Extended Data Fig. 4: Computational simulation reveals that the IDR regions of SE and MTB mediate the protein-protein interaction.
From: SERRATE drives phase separation behaviours to regulate m6A modification and miRNA biogenesis
a – f, Computational simulation via IUPred3 (a – c) and AlphaFold2 (d – f) showed disorder regions of animal (a, b) and plant m6A writers (c – e), and plant SE (f). For IUPred3 analysis, a window size of 30 consecutive residues was used. The predicted disordered and ordered regions are presented in red and blue, respectively. The left y-axis represents the tendency score, while the x-axis represents positions of amino acids. ZF, zinc finger; MTD, methyltransferase ___domain. g, h, 3D models of heterotypic assembly, including a human-MTC mimicking structure of MTA-MTB (g), and an IDR-coupled folding model of SE-MTB (h). Both models were predicted via the multimer module of AlphaFold2. The different entities are color-coded as indicated.
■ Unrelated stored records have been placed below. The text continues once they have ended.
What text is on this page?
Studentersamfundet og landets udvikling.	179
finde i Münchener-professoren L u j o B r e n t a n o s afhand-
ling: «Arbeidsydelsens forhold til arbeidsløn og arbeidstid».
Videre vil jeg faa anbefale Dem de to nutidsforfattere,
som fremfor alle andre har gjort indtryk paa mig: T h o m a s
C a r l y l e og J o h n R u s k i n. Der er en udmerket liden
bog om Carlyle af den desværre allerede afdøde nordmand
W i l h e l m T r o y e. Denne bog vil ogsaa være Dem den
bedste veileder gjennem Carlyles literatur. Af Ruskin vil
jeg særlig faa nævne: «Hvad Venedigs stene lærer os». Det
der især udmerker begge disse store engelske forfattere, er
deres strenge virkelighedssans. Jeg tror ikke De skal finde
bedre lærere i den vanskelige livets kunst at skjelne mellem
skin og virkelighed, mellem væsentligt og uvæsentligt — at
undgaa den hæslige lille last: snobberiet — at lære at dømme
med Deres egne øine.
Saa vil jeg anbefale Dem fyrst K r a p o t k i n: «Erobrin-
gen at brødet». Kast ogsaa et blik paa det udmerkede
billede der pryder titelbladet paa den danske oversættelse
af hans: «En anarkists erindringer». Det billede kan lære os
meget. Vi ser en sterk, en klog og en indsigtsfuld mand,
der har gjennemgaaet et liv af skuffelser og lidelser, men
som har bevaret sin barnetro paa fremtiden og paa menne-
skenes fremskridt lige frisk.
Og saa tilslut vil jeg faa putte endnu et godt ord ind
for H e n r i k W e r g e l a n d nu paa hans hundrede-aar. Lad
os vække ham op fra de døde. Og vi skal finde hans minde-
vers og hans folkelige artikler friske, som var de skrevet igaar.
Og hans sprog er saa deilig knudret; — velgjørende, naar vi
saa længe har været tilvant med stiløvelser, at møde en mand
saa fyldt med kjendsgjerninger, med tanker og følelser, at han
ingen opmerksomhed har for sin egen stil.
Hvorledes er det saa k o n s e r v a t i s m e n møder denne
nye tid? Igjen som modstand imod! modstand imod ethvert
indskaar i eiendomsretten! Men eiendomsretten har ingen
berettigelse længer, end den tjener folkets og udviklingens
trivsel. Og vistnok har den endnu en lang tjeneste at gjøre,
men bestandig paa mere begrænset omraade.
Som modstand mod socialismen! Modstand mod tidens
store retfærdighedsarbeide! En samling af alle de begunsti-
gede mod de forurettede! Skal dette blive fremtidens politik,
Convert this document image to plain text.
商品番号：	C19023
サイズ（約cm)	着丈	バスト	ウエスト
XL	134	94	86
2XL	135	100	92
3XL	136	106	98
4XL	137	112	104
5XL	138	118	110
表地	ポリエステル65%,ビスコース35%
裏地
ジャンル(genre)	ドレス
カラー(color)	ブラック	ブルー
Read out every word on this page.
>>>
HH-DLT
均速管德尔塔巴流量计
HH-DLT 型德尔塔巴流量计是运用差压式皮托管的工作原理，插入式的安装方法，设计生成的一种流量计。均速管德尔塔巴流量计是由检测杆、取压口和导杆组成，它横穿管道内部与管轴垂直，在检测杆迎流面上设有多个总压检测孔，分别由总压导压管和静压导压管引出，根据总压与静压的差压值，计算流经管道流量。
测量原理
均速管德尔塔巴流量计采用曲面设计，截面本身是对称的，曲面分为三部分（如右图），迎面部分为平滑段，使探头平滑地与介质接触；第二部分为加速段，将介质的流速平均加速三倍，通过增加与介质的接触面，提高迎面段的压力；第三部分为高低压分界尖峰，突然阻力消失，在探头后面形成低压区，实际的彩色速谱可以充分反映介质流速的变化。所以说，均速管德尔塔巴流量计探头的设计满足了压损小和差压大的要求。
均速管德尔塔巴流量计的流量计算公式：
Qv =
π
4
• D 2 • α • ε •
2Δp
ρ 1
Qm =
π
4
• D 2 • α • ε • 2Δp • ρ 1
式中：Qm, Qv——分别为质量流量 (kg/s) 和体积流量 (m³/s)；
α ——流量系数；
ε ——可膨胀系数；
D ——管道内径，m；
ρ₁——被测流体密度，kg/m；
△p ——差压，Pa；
In (h), the N-terminal IDR of MTB wrapped around the C-terminal IDR of SE to create a pivotal interaction interface which served as the nexus of the MTB-SE assembly, which was further stabilized by the N-terminal IDR of SE clasping MTB. Furthermore, the MTase ___domain of MTB and the zinc finger ___domain of SE maintained a functionally active conformation like that of MTC or the monomer, respectively. i, Sequence alignment of C-terminal of SE and its homologs across different species showed that R718 is conserved through plants. Predicted seven donors of hydrogen bonds in the SE-MTB interaction were highlighted in dashed boxes.